Abwechselnd erzählten sie von ihren Abenteuern, davon, wie sie Fenrir jagten, auf Baba Jaga und Angrboda stießen und sie die Spur von Lokis Sohn schließlich verloren. Sie beschrieben ihren Weg durch Hel und dass Balder nach Lokis Verrat die Entscheidung traf, in der Unterwelt zu bleiben. Die gefährlichen Situationen sparten sie aus. Immer wenn jemand von ihnen drohte, zu viel zu offenbaren, fielen sie sich gegenseitig ins Wort.

„Und nun müssen wir nach Muspelheim, um Midgards Vernichtung zu verhindern“, schloss Juli.

„Das Schärfste hätten wir fast vergessen. Thea kann jetzt zaubern, so richtig!“, fügte Tom hinzu. Er sah sie mit einem Stolz an, der Thea peinlich berührte.

„Nur ein bisschen“, wehrte sie ab.

Tom lachte. „Ein bisschen? Sie kann Dinge bewegen und Luftblasen zaubern ...“

Zum ersten Mal, seit sie das Gespräch begonnen hatten, meldete sich Mats zu Wort: „Echt? Sie zaubert?“ Er griff nach einem Pfannkuchen.

Sein Vater sah ihn streng an. „Dir ist klar, dass du niemandem davon erzählen darfst.“

Baba Jaga winkte ab. „Das würde keiner glauben.“

„Trotzdem! Nicht auszudenken, was passiert, wenn er auf dem Schulhof erzählt, dass seine Schwester nach Asgard gereist ist, um den Untergang der Welt zu verhindern ...“

Thor lachte. „In früheren Zeiten hätte man euch und eure ganze Sippe dafür verehrt und mit Geschenken überhäuft.“

„Wie sich Dinge ändern. Heute wandert man dafür zum Psychologen“, kicherte Juli.

Sif rückte ihren Teller vor. „Das ist bedauerlich.“

Alle nickten. Im gleichen Augenblick wurde die Tür aufgestoßen. Die Fylgja sprang mit einem erstaunten Laut zur Seite. Sämtliche Aufmerksamkeit richtete sich auf die Person, die im Türrahmen stand.

„Hier steckt ihr. Wir warten auf euch“, sagte Wal-Freya und geriet sofort ins Stocken, als sie die drei Menschen entdeckte, die mit Thea am Tisch saßen. „Mirjana, Thorsten, Mats“, erkannte sie.
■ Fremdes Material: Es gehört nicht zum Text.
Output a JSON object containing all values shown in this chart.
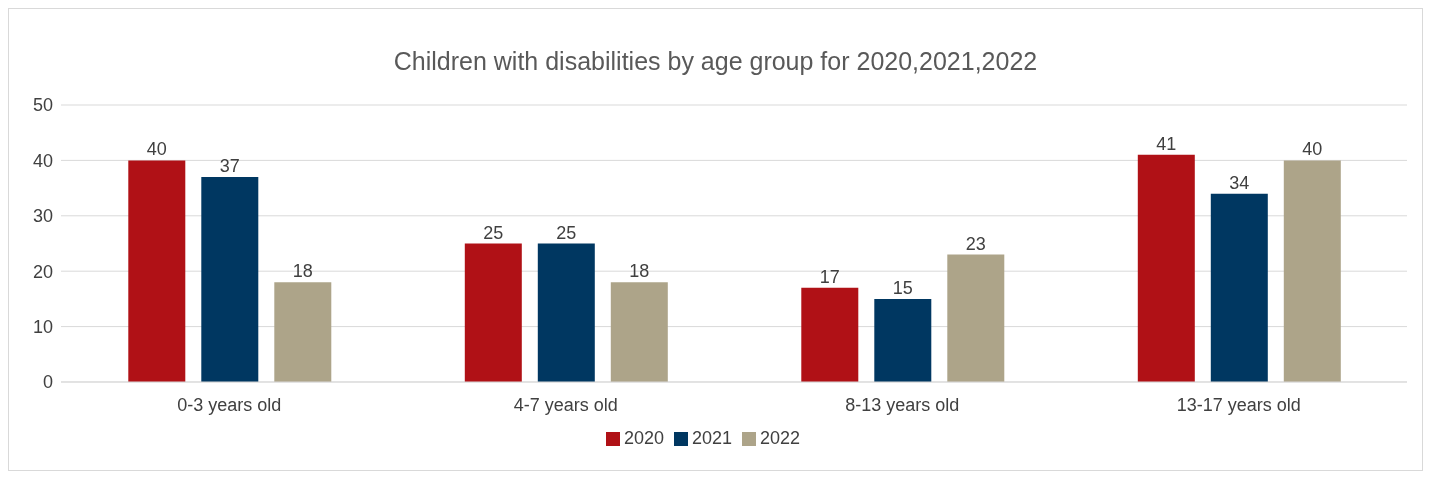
{
  "chart_data": {
    "type": "bar",
    "title": "Children with disabilities by age group for 2020,2021,2022",
    "categories": [
      "0-3 years old",
      "4-7 years old",
      "8-13 years old",
      "13-17 years old"
    ],
    "series": [
      {
        "name": "2020",
        "color": "#b01116",
        "values": [
          40,
          25,
          17,
          41
        ]
      },
      {
        "name": "2021",
        "color": "#003761",
        "values": [
          37,
          25,
          15,
          34
        ]
      },
      {
        "name": "2022",
        "color": "#ada489",
        "values": [
          18,
          18,
          23,
          40
        ]
      }
    ],
    "ylim": [
      0,
      50
    ],
    "yticks": [
      0,
      10,
      20,
      30,
      40,
      50
    ],
    "grid": "y",
    "legend": "bottom",
    "data_labels": true
  }
}
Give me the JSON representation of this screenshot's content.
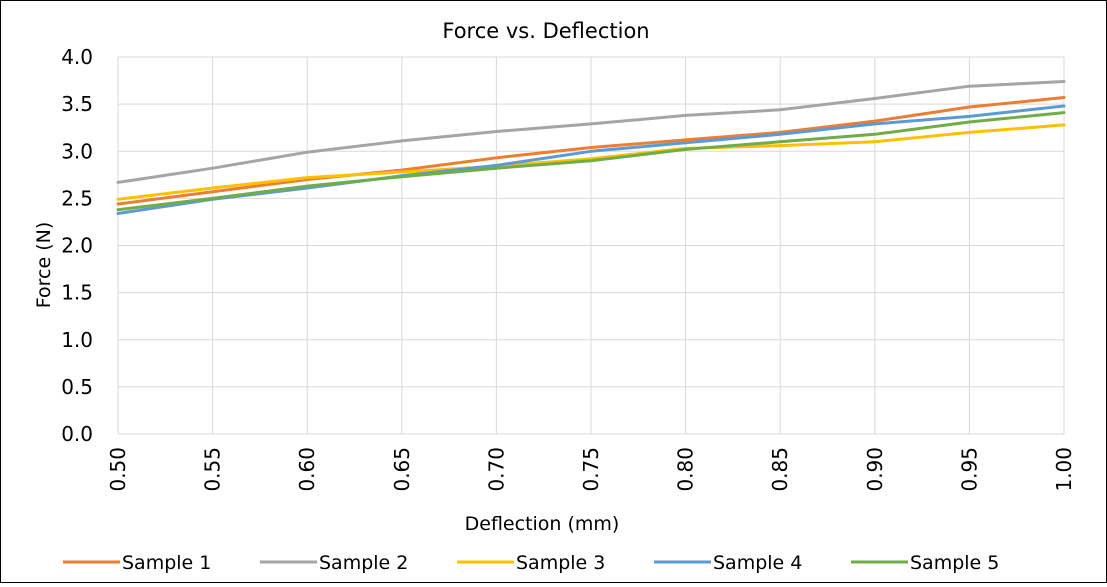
{
  "chart_data": {
    "type": "line",
    "title": "Force vs. Deflection",
    "xlabel": "Deflection (mm)",
    "ylabel": "Force (N)",
    "x": [
      0.5,
      0.55,
      0.6,
      0.65,
      0.7,
      0.75,
      0.8,
      0.85,
      0.9,
      0.95,
      1.0
    ],
    "x_tick_labels": [
      "0.50",
      "0.55",
      "0.60",
      "0.65",
      "0.70",
      "0.75",
      "0.80",
      "0.85",
      "0.90",
      "0.95",
      "1.00"
    ],
    "y_ticks": [
      0.0,
      0.5,
      1.0,
      1.5,
      2.0,
      2.5,
      3.0,
      3.5,
      4.0
    ],
    "y_tick_labels": [
      "0.0",
      "0.5",
      "1.0",
      "1.5",
      "2.0",
      "2.5",
      "3.0",
      "3.5",
      "4.0"
    ],
    "xlim": [
      0.5,
      1.0
    ],
    "ylim": [
      0.0,
      4.0
    ],
    "grid": true,
    "legend_position": "bottom",
    "series": [
      {
        "name": "Sample 1",
        "color": "#ED7D31",
        "values": [
          2.44,
          2.57,
          2.7,
          2.8,
          2.93,
          3.04,
          3.12,
          3.2,
          3.32,
          3.47,
          3.57
        ]
      },
      {
        "name": "Sample 2",
        "color": "#A5A5A5",
        "values": [
          2.67,
          2.82,
          2.99,
          3.11,
          3.21,
          3.29,
          3.38,
          3.44,
          3.56,
          3.69,
          3.74
        ]
      },
      {
        "name": "Sample 3",
        "color": "#FFC000",
        "values": [
          2.49,
          2.61,
          2.72,
          2.78,
          2.84,
          2.92,
          3.03,
          3.06,
          3.1,
          3.2,
          3.28
        ]
      },
      {
        "name": "Sample 4",
        "color": "#5B9BD5",
        "values": [
          2.34,
          2.49,
          2.61,
          2.74,
          2.85,
          3.0,
          3.09,
          3.18,
          3.29,
          3.37,
          3.48
        ]
      },
      {
        "name": "Sample 5",
        "color": "#70AD47",
        "values": [
          2.38,
          2.5,
          2.63,
          2.73,
          2.82,
          2.9,
          3.02,
          3.1,
          3.18,
          3.31,
          3.41
        ]
      }
    ]
  }
}
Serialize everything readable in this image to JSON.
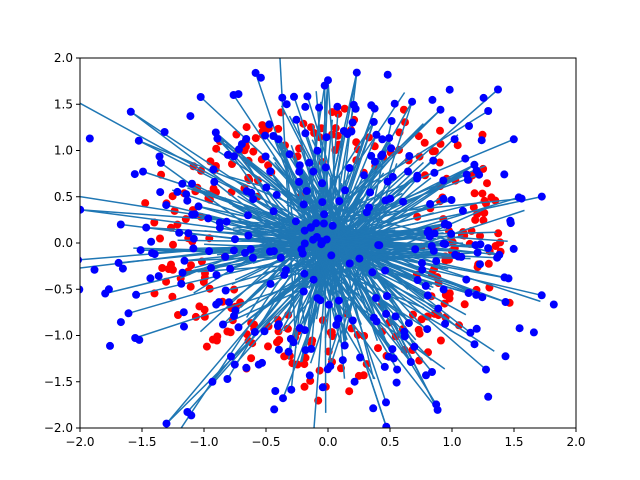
{
  "chart_data": {
    "type": "scatter",
    "title": "",
    "xlabel": "",
    "ylabel": "",
    "xlim": [
      -2,
      2
    ],
    "ylim": [
      -2,
      2
    ],
    "grid": false,
    "xticks": [
      -2.0,
      -1.5,
      -1.0,
      -0.5,
      0.0,
      0.5,
      1.0,
      1.5,
      2.0
    ],
    "yticks": [
      -2.0,
      -1.5,
      -1.0,
      -0.5,
      0.0,
      0.5,
      1.0,
      1.5,
      2.0
    ],
    "xtick_labels": [
      "−2.0",
      "−1.5",
      "−1.0",
      "−0.5",
      "0.0",
      "0.5",
      "1.0",
      "1.5",
      "2.0"
    ],
    "ytick_labels": [
      "−2.0",
      "−1.5",
      "−1.0",
      "−0.5",
      "0.0",
      "0.5",
      "1.0",
      "1.5",
      "2.0"
    ],
    "colors": {
      "red_points": "#ff0000",
      "blue_points": "#0000ff",
      "lines": "#1f77b4",
      "frame": "#000000"
    },
    "rings": [
      {
        "name": "",
        "color": "#ff0000",
        "center_x": 0.0,
        "center_y": 0.0,
        "radius": 1.2,
        "spread": 0.2,
        "count": 270
      },
      {
        "name": "",
        "color": "#0000ff",
        "center_x": 0.0,
        "center_y": 0.0,
        "radius": 1.2,
        "spread": 0.55,
        "count": 350
      }
    ],
    "connections": {
      "description_of_data": "each blue point connected by a line segment to a point on the opposite side near the origin",
      "count": 260,
      "color": "#1f77b4"
    }
  }
}
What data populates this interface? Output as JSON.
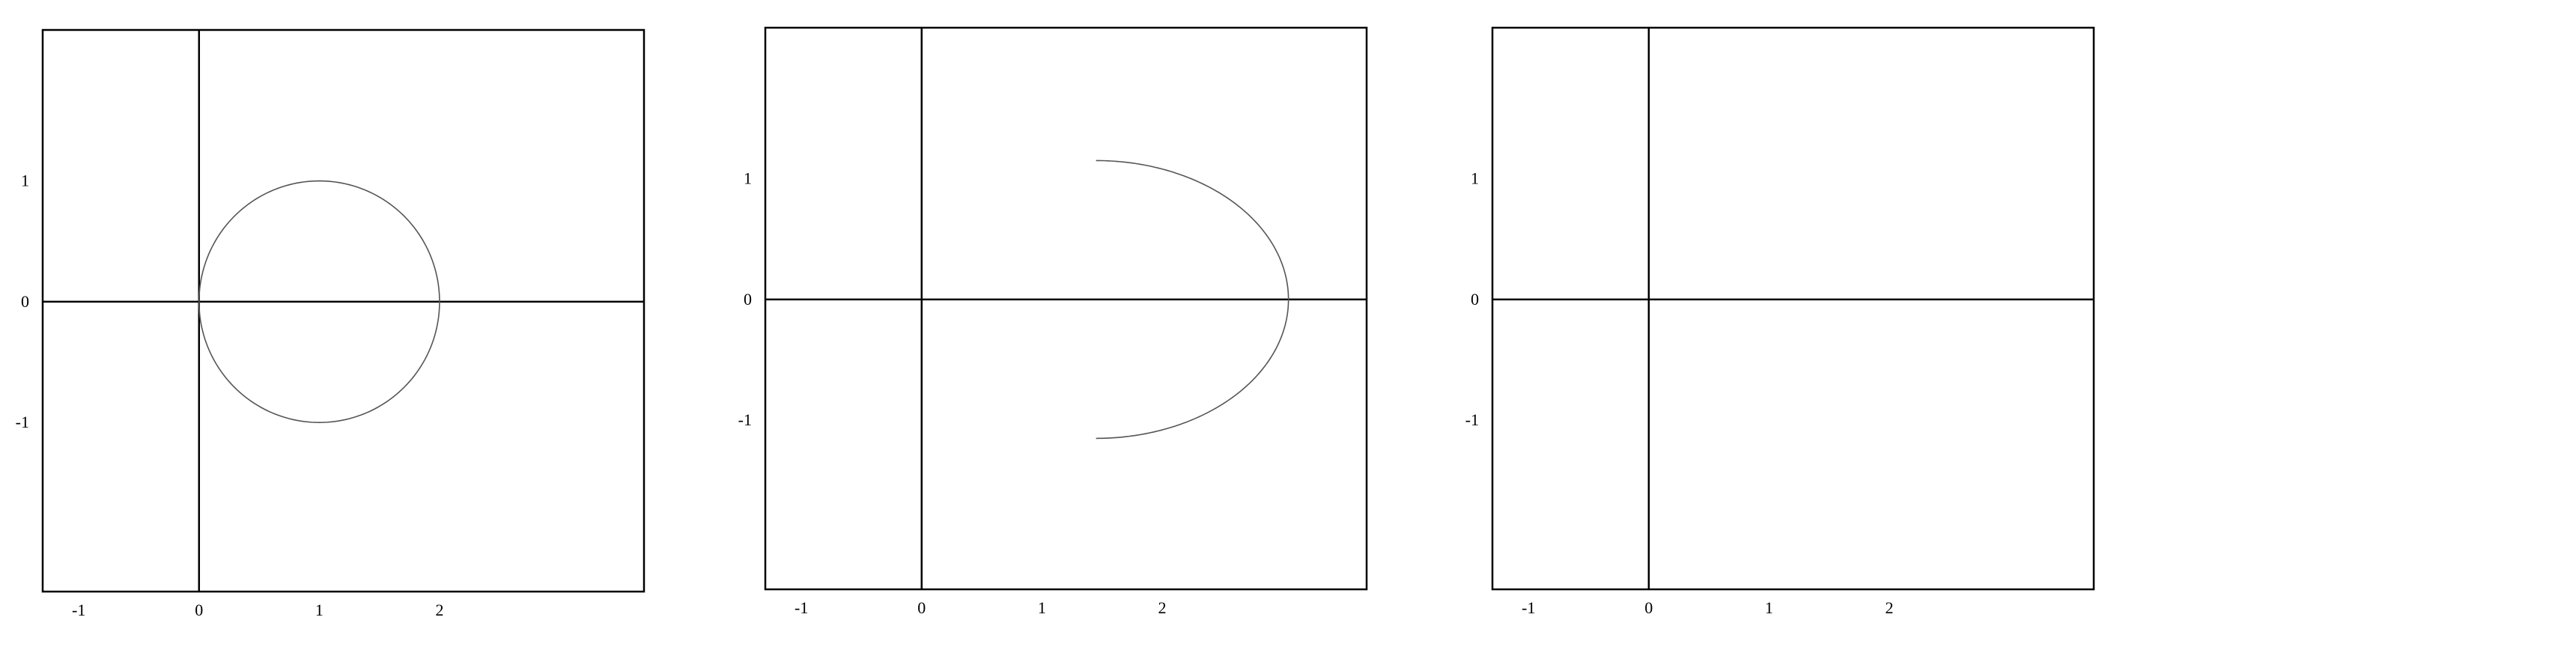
{
  "chart_data": [
    {
      "type": "line",
      "title": "",
      "xlabel": "",
      "ylabel": "",
      "x_ticks": [
        "-1",
        "0",
        "1",
        "2"
      ],
      "y_ticks": [
        "1",
        "0",
        "-1"
      ],
      "xlim": [
        -1.3,
        3.7
      ],
      "ylim": [
        -2.4,
        2.25
      ],
      "grid": false,
      "series": [
        {
          "name": "",
          "kind": "circle",
          "center": [
            1,
            0
          ],
          "radius": 1,
          "color": "#555555"
        }
      ]
    },
    {
      "type": "line",
      "title": "",
      "xlabel": "",
      "ylabel": "",
      "x_ticks": [
        "-1",
        "0",
        "1",
        "2"
      ],
      "y_ticks": [
        "1",
        "0",
        "-1"
      ],
      "xlim": [
        -1.3,
        3.7
      ],
      "ylim": [
        -2.4,
        2.25
      ],
      "grid": false,
      "series": [
        {
          "name": "",
          "kind": "half-ellipse",
          "center": [
            1.45,
            0
          ],
          "rx": 1.6,
          "ry": 1.15,
          "color": "#555555"
        }
      ]
    },
    {
      "type": "line",
      "title": "",
      "xlabel": "",
      "ylabel": "",
      "x_ticks": [
        "-1",
        "0",
        "1",
        "2"
      ],
      "y_ticks": [
        "1",
        "0",
        "-1"
      ],
      "xlim": [
        -1.3,
        3.7
      ],
      "ylim": [
        -2.4,
        2.25
      ],
      "grid": false,
      "series": []
    }
  ]
}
Rügend wanderte ihr Blick zu Thor. „Du hast sie hierher gebracht?“

„Wenn Thea nicht zu ihnen kann, dann müssen sie eben zu ihr“, erwiderte der Donnergott leichthin.

Die oberste der Walküren trat auf Mats zu, strich ihm übers Haar und begrüßte erst Theas Vater, ehe sie Mirjanas Hand in die ihre schloss. „Verzeih uns. Erneut benötigen wir die Hilfe deiner Tochter. Du wirst dich noch einmal auf ihre Rückkehr gedulden müssen.“

„Das wissen wir“, sagte Mirjana leise.

„Hätten wir eine Wahl, würden wir es verbieten“, nickte der Vater.

„Ihr habt keine Wahl“, sagte Wal-Freya freundlich.

Sif erhob sich und deutete auf den Platz. „Setz dich zu uns, Wal-Freya.“

„Ich würde deine Einladung gerne annehmen, aber ich bin gekommen, um Thea auf die Reise vorzubereiten.“ Sie sah zu ihr. „Wir müssen deine Sachen packen.“

„Ihr Zauberzeugs“, sagte Juli bedeutungsvoll zu Mats.

„Ja, ihr Zauberzeugs“, bestätigte Wal-Freya nachdrücklich.

„Kann das nicht warten?“, flehte Thea.